Passé les municipales du printemps, la prochaine grande échéance pour les Français sera l’élection présidentielle, prévue au printemps 2027. Si proche et si loin à la fois. Parmi les principales préoccupations des électeurs, le logement s’impose désormais comme un sujet central, loin d’un simple thème “fourre‑tout”.
Selon un récent sondage Odoxa réalisé pour Nexity, BFM et Capital, environ 70% des Français considèrent que le logement sera un enjeu majeur des prochaines élections et attendent des candidats des réponses concrètes. La question du “toit” rejoint ainsi la santé, l’alimentation ou la sécurité au rang des priorités affichées. Pour beaucoup, le logement devient un critère décisif pour choisir le futur locataire de l’Élysée.
Cette préoccupation s’est déjà fait sentir lors des municipales. Le logement n’est plus un angle technique réservé aux spécialistes, mais une série de questions très simples que se posent des millions de Français : vais‑je pouvoir continuer à vivre près de mon lieu de travail ? Vais‑je réussir à loger mes enfants ? Aurai‑je un jour les moyens d’acheter ?
Premier poste de dépense et usine à sacrifices
Le sujet alerte, sondage à l’appui : pour 78% des Français interrogés, le logement est perçu comme le premier poste de dépense qui pèse sur le budget, devant même l’alimentation. « Je lâche plus de la moitié de mon budget dans le loyer d’un appartement de 37 m² à Paris », confirme ainsi Philippe, 27 ans, communicant. « On sait qu’ici il faut se serrer la ceinture, faire des sacrifices… mais ça devient compliqué. »
L’Insee confirme ce ressentiment : en 2024, les dépenses de logement représentent 21,2% du PIB, soit près de 619 milliards d’euros, et absorbent 27,8% de la dépense de consommation des ménages. Autrement dit, plus d’un quart de ce que dépense une famille chaque année part dans le loyer, l’énergie, l’eau et les charges de son logement.

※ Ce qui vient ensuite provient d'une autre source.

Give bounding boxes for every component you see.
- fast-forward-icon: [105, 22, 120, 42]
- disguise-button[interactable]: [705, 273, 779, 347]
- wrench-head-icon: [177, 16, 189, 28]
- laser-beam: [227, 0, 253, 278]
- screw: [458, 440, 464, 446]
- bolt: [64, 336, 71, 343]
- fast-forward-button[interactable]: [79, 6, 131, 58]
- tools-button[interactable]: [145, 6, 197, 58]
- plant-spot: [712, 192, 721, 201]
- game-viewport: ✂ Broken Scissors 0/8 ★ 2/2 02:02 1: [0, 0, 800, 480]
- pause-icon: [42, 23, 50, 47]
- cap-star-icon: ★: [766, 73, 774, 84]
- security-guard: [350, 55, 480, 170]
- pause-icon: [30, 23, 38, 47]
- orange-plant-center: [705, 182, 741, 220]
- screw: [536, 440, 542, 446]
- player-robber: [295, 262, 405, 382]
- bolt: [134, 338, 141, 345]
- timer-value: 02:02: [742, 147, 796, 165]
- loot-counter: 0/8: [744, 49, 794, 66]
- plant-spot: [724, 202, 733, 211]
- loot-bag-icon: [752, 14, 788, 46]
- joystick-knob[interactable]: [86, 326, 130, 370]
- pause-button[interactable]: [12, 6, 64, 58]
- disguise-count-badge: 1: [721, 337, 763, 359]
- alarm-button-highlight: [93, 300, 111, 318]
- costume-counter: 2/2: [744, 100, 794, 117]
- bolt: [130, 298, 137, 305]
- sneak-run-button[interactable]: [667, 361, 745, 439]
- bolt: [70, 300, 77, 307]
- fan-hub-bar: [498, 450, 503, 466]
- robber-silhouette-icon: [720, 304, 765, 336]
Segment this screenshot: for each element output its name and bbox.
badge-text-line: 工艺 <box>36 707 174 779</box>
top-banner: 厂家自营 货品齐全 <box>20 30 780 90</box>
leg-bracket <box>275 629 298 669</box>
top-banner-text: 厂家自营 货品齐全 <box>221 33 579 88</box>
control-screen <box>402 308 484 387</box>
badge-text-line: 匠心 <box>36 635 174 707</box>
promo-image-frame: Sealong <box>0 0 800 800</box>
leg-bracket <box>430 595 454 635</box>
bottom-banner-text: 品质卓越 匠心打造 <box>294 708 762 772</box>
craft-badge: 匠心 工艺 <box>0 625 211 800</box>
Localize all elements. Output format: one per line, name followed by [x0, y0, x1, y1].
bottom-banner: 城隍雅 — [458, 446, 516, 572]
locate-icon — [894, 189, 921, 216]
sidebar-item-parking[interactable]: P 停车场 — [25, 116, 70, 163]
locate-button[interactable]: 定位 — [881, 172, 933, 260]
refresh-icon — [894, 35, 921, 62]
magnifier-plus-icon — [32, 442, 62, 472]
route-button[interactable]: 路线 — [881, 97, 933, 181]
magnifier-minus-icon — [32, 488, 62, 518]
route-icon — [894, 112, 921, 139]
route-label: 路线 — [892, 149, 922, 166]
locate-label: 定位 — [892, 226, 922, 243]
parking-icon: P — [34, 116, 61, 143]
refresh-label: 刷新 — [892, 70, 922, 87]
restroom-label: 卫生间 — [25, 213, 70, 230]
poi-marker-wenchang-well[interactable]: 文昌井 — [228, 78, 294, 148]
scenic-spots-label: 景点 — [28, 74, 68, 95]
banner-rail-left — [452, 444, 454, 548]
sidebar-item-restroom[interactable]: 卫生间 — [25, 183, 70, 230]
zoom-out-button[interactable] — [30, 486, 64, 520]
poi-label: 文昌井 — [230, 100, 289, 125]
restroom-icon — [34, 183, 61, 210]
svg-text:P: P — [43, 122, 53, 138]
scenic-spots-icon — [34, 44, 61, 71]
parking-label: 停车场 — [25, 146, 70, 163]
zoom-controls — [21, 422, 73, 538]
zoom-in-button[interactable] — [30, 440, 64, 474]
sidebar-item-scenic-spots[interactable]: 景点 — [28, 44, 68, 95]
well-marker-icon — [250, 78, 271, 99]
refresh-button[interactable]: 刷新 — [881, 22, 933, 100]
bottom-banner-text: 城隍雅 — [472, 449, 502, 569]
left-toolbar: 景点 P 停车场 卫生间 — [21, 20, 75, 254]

Sans parler des locataires qui, las, s’éloignent de leur lieu de travail faute de mieux, des étudiants qui enchaînent les petits boulots pour garder leur studio ou encore des familles qui s’entassent dans de petits appartements pour rester proches des écoles. Le marché locatif n’arrange rien : en 2024, un locataire dépensait en moyenne 723 euros par mois charges comprises pour un logement d’environ 42 m², soit un loyer de 17 euros au mètre carré, en hausse de plus de 3% sur un an, selon LocService.
À la réalité des chiffres s’ajoute la peur d’un nouveau choc, qu’il soit géopolitique, économique ou fiscal. Ainsi les français s’interrogent sur les conséquences négatives de la guerre au Moyen-Orient, déjà une réalité pour bon nombre d’entre eux dans leur quotidien.
Plébiscite pour du concret
Résultat : les Français veulent que des mesures en matière de logement figurent noir sur blanc dans les programmes des candidats, achat et location compris. Ils attendent d’abord des solutions pour produire davantage de logements, en construisant ou en transformant des bureaux en appartements, mais aussi un vrai coup d’accélérateur sur la rénovation pour rendre les logements moins énergivores et donc moins coûteux à chauffer.
« Qu’on nous sorte de ce tunnel ! », poursuit Philippe. « J’ai renoncé à des soirées, des verres entre potes, des sorties au cinéma parce que mon porte‑monnaie ne me le permet pas. » Pour lui comme pour beaucoup, le logement n’est plus seulement une ligne de budget, c’est ce qui décide de ce qu’il reste (ou non) pour vivre à côté.
De là à en faire un test de crédibilité pour les candidats à l’Élysée ? Oui. Au fil des mois, à mesure que l’échéance électorale se rapproche, le logement s’impose comme un argument central dans la course. L’an prochain, les électeurs attendront du concret : des chiffres, un calendrier, des engagements vérifiables, pas seulement des slogans. Le chemin vers le futur locataire du Chateau de la Rue Saint-Honoré passera, entre autres, par la capacité à répondre à cette question simple : comment permettre à chacun de garder ou de trouver un toit.